Overexposure to ultraviolet radiation (UVR) is a recognised health hazard. Acute effects arising from short-term exposure include sunburn (erythema) and photo-conjunctivitis. Long-term exposure can lead to chronic conditions such as photoaging, skin cancer and cataracts. Incident UVR levels are usually measured based on the UV index system, where a UVI value of 6 is typical of summer's day in the UK and equivalent to an effective UV irradiance of 150 mW m−2. The minimum erythemal dose, MED, is the minimum amount of UVR likely to cause erthema and is (i.e. MED=1) ca. 250 J m−2 for most Caucasians, i.e. skin type II. Thus, the latter would be likely to sunburn after only 28 min on a summer's day in the UK. Despite the much greater awareness of the general public of the potential dangers of UVR overexposure, the number of attributed cases of skin cancer continues to rise such are the continued attractions of possessing a suntan. In the UK currently ca. 50,000 people develop skin cancer pa, 8000 of which are malignant leading to ca. 2000 deaths pa.
The major problem with sunburn is that the usual signs of skin burning and damage are delayed; often taking 4-8 h to appear. Thus, it is would be useful to have an easily read real-time indicator which shows when an MED=1 value has been reached for any particular skin type and it is time to cover up from the sun. There are several notable UV dosimeters on the market, including: SolarSafe, SunSignals and SunCheck. Most utilise a single gradual colour change which makes it hard to identify useful stages in the development of sunburn, such as MED=0.5 and 1.
One method to detect irreversibly UV light is to combine UV-driven acid release agents, HA, including chloral hydrate (CH) and iodonium and sulphonium salts with the deprotonated form of a pH indicator (D−). The two key processes can be summarised as follows:HA→H++A−  (1)D−+H+→DH  (2)
The result is that with UV irradiation time the deprotonated form of the dye, D, is converted into its conjugate acid form, DH and this is associated with a colour change since, given the nature of pH indicators, D− is very differently coloured to DH. For example, Thymol Blue (TB−) is yellow whereas TBH is red. However, such a system is generally understood to result in a prompt or substantially instantaneous colour change in response to UV stimulation, which does not therefore easily allow a user to determine a relative UV dose, or a UV dose over time.
Papers published by Abdel-Fattah et al deal primarily with such UV dosimeters based on the chloral hydrate acid release agent, supported on a glass substrate1,2.
U.S. Pat. No. 4,829,187 covers a UV dosimeter which uses a UV driven acid release agent in an indicator layer supported on a polymer or paper substrate, with a UV blocking layer on top. Alkyl halides may be used as the HA in this system.

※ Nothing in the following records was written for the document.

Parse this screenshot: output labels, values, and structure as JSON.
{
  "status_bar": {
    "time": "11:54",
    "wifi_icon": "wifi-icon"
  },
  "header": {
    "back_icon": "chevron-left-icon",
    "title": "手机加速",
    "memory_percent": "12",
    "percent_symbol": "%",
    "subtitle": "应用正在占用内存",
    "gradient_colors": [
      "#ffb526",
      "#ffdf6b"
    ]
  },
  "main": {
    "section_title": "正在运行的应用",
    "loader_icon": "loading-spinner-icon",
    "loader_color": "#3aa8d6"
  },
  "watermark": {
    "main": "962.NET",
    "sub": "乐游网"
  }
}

U.S. Pat. No. 5,117,116 describes a plastic (PVC) device, attached to the skin with a pressure sensitive adhesive, which supports an indicator label just above the surface of the skin. The preferred photosensitive material in this device is an oxazolidine-dione compound but it is noted that other materials can be used, such as a combination of iodonium salts and pH sensitive dyes.
U.S. Pat. No. 6,504,161 describes “Sun Signals”™ device distributed by Sun Health Solutions and is similar in design to the system described in U.S. Pat. No. 5,117,116. This device relies on the change in colour of a pH sensitive dye—including any from the Aldrich Handbook of Stains, Dyes and Indicators—caused by the release of acid from an alkyl halide. The dye and halide are contained in a polymer support. The single colour change in this system is designed to disguise or reveal a graphic pattern depending on the manufacturer's preference.
Finally, US 2002/00298 describes a polymer layer applied directly to the skin which contains a UV sensitive agent. This agent is primarily taken from classic photochromic groups—spirooxazines, spiropyrans, fulgides, fulgimides, bisimadizoles, viologen derivatives and combinations thereof—but it is mentioned that a system incorporating iodonium salts, i.e. a UV driven acid release agent, may be used.
Nevertheless, all of the above devices describe single colour change, prompt, UV indicators/dosimeters; the only guide to the UV dose received being the depth of the colour change. Moreover, they all disclose devices which provide little information with regards to the level of the UV dose received nor a very clear indication when a MED=1 level has been achieved.
It is amongst the objects of the present invention to obviate and/or mitigate at least one of the aforementioned disadvantages.
It is an object of the present invention to provide a device/method which utilises a delayed UV indicator, which can optionally be used in conjunction with a prompt UV indicator to highlight key, different UV doses, such as 0.5, 1, and 2 MED.